Kencangnya suara teriakan sang ibu selalu berhasil membuat daun telinga Sasa serasa mau pecah. Dengan sekuat tenaga dia menutup kedua telinganya dan berharap gendang telinganya tidak melompat keluar.

"Ibu, kenapa harus teriak-teriak? Memangnya ini jam berapa?" tanya Sasa kembali.

Sang ibu tidak menjawab dan hanya membiarkan anak gadis satu-satunya itu membuka matanya dan melihat sendiri ke arah jam di dinding tersebut. Saat kedua bola mata Sasa melihat ke arah jam di dinding kamarnya yang berada tepat di depannya, sejenak dia terlihat acuh.

"Ooh jam 6..." ucap Sasa masih santai dan langsung kembali menarik selimut hangatnya. Sampai beberapa detik kemudian, gadis itu pun tampak melonjak kaget dan langsung berdiri serta turun dari tempat tidur ternyamannya itu.

"Apa? Sudah jam 6? Ibu, kenapa ibu tidak membangunkan aku dari subuh? Apa ibu tidak tahu kalau pagi ini aku ada ujian di kampus? Aaahhhh...."

Sasa terus menggerutu sambil berlari menuju ke arah kamar mandi. Sedangkan sang ibu hanya diam dan tidak mau mendengarkan ocehan dari anak gadisnya itu. Melihat sang anak yang sudah masuk ke dalam kamar mandi, sang ibu pun kembali keluar kamar dan turun untuk menyiapkan sarapan pagi.

Beberapa menit telah berlalu. Sasa kini sudah turun dari kamarnya dan sudah duduk di meja makan bersama sang ibu sambil menikmati sarapan roti bakar mentega dan juga susu putih hangat.

Sasa merupakan anak tunggal dari seorang pengusaha kaya raya. Dia memiliki rumah yang sangat besar dengan fasilitas yang lengkap dan juga perusahaan keluarga yang sudah menyebar dimana-mana, bahkan sampai di luar negeri.

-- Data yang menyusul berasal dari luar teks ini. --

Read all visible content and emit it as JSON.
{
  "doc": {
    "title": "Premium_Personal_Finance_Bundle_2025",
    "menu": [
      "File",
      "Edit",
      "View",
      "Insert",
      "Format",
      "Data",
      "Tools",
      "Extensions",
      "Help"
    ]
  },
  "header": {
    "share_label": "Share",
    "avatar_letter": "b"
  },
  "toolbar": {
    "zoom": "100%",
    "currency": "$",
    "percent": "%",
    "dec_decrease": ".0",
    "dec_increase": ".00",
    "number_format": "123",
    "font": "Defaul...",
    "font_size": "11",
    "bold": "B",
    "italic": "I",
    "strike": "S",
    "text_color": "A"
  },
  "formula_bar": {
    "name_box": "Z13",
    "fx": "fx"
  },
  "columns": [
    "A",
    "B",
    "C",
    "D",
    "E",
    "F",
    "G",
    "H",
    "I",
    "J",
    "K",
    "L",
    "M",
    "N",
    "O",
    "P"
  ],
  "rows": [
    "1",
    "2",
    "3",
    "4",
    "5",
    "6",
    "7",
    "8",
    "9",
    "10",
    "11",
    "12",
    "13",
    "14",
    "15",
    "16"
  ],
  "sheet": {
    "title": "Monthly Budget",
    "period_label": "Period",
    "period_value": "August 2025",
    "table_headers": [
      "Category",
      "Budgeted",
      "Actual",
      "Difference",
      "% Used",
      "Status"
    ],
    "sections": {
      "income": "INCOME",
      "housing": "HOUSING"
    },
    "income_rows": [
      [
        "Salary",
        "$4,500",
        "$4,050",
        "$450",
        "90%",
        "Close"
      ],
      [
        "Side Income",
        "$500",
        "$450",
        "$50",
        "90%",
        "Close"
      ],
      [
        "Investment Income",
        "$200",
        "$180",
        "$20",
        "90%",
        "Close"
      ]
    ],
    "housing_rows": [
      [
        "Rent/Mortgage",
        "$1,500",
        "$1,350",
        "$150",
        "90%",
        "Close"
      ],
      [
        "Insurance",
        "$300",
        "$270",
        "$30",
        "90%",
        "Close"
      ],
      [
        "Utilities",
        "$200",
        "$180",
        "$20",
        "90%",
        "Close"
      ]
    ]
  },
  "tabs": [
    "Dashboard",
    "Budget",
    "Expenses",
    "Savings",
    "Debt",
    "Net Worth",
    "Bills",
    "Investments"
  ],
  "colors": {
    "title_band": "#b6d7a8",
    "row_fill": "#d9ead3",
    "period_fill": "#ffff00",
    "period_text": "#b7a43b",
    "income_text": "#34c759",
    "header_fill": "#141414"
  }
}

Sebagai anak tunggal, Sasa selalu dimanja oleh kedua orang tuanya. Semua fasilitas dilengkapi dan apapun yang diinginkan selalu dia dapatkan. Akan tetapi segala kemewahan yang dia dapatkan, tidak semata-mata membuat gadis cantik ini sombong. Dia tetap rendah hati, ramah, ceria dan juga selalu menolong siapa pun yang membutuhkan tanpa pandang bulu. Itu sebabnya dimana pun dia berada, Sasa selalu memiliki banyak teman baik perempuan maupun laki-laki.

Pagi ini di atas meja makan, entah mengapa tapi sang ibu melihat ada yang berbeda dengan sang anak. Tingkah laku Sasa yang biasanya selalu ceria, kini seperti berubah menjadi murung dan tidak bersemangat.

"Nak, apa kamu sakit?" tanya sang ibu yang melihat sang anak yang seperti tidak bergairah.

Sasa menoleh ke arah sang ibu dan menatap kedua mata wanita paruh baya itu dengan lekat.

"Entahlah Bu, Sasa tidak tahu. Tadi pagi rasanya tidak apa-apa tapi setelah Sasa keluar dari kamar mandi tiba-tiba saja hati Sasa sangat gelisah. Perasaan Sasa berubah jadi tidak enak dan rasanya sangat malas sekali untuk pergi ke kampus hari ini. Jika saja hari ini tidak ada ujian, mungkin Sasa akan memilih untuk diam di rumah saja," jawab Sasa dengan nada yang sendu.

Mendengar ucapan dari sang anak tunggalnya itu, entah kenapa perasaan sang ibu pun mulai berubah menjadi tidak enak. Padahal biasanya jika terjadi seperti itu, sang ibu selalu hadir sebagai penguat tapi kali ini kenapa dirinya juga malah ikut merasa takut. Ada apa ini? Apa yang akan terjadi? Firasat apakah ini sebenarnya?

"Nak, apa kali ini kamu tidak bisa izin saja dari kuliah?" ucap sang ibu tidak sadar.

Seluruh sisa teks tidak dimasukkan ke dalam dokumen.